Et qu’au bout du compte, le véritable événement du 2 décembre n’est pas tant l’échec d’une République ou l’avènement d’un nouveau César, mais bien plutôt cette résistance provoquée dans les campagnes.

 

Frédéric Négrel



[1] Plon, 1970

[2] ADVar, 2 M

[3] Rapport du juge de paix du canton de Tavernes au procureur de Brignoles, 27 juin 1851, ADVar 4 M 17

[4] ADVar, 2 Mi EC 143 et suivants

[5] ADVar, 3 P Artignosc ; ADVar Q Aups et Q Barjols

[6] ADVar 4 M 19-1 et suivants

[7] La République au village, Seuil, réédition 1979, pages 443 et 446-447

[8] ADVar 1 R 34 et suivants

[9] Le mouvement républicain en Bas-Languedoc, 1848-1881, FNSP, 1982, page 64

[10] French peasants in revolt.

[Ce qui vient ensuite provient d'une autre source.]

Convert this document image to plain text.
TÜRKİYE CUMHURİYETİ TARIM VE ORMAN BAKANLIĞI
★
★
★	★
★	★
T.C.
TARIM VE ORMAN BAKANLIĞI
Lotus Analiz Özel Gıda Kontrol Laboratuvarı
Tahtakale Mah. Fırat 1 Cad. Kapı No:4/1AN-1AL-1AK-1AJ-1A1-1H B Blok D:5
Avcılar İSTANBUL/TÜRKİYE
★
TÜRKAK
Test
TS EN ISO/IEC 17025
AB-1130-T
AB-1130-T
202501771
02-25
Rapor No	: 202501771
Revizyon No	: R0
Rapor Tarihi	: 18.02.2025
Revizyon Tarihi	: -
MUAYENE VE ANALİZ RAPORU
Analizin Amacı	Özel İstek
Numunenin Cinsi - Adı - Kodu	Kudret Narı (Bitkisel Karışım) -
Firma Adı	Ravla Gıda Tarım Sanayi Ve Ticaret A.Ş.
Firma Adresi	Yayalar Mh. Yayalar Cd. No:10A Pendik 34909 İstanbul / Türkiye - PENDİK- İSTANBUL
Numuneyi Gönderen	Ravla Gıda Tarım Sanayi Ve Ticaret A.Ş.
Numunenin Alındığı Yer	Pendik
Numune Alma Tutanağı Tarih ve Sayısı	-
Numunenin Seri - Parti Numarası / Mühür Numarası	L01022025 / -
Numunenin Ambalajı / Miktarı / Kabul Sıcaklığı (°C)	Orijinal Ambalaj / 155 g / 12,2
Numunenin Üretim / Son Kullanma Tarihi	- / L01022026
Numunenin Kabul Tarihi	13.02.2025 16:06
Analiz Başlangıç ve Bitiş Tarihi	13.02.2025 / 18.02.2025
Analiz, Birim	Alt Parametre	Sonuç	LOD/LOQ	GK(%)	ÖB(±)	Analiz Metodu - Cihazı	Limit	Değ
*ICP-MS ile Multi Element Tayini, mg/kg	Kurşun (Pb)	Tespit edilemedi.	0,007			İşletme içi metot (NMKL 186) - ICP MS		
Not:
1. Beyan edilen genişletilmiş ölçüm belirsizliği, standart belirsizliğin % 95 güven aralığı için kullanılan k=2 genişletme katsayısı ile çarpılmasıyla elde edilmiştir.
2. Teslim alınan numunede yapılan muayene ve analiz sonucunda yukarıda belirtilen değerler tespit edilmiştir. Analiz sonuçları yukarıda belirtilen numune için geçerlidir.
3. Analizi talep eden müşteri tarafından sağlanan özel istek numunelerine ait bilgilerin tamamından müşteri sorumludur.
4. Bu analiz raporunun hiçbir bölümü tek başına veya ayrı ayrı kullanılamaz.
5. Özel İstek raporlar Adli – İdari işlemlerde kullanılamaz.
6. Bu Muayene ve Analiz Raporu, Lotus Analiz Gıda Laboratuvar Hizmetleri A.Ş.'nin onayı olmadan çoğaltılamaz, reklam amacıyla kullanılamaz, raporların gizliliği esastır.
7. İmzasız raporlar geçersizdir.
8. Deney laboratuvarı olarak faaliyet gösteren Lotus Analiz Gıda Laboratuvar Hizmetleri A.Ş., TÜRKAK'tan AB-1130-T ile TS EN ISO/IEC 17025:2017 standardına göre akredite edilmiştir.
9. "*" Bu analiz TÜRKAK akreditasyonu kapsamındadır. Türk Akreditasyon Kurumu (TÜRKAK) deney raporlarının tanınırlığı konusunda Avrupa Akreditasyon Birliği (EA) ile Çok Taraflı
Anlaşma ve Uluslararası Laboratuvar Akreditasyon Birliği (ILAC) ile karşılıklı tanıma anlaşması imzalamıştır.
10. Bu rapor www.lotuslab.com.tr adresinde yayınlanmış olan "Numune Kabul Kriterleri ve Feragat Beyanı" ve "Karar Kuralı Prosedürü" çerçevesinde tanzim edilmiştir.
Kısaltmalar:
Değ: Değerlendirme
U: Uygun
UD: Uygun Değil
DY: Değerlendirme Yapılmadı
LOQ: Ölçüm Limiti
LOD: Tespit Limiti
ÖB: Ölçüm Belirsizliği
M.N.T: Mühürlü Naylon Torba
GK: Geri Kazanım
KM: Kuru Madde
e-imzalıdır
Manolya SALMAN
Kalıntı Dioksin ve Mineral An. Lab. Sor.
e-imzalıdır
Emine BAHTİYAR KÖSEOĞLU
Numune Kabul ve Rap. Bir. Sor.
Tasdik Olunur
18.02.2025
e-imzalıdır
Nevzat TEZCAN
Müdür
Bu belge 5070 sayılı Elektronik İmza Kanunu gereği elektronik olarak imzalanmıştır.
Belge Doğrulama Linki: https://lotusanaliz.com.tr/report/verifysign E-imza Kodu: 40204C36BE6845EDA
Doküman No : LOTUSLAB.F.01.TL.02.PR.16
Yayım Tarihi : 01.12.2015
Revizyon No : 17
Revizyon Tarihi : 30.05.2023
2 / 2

The insurrection of 1851, Princeton, 1979, page 131

[11] Le mouvement républicain en Bas-Languedoc, 1848-1881, FNSP, 1982, page 87

[12] Ainsi, Barjols, bourg rouge, a été initié par le village de La Verdière, atteint par Manosque via Gréoux ; Aups, bourg blanc, a été initié par le village de Bauduen, atteint par Riez via Artignosc.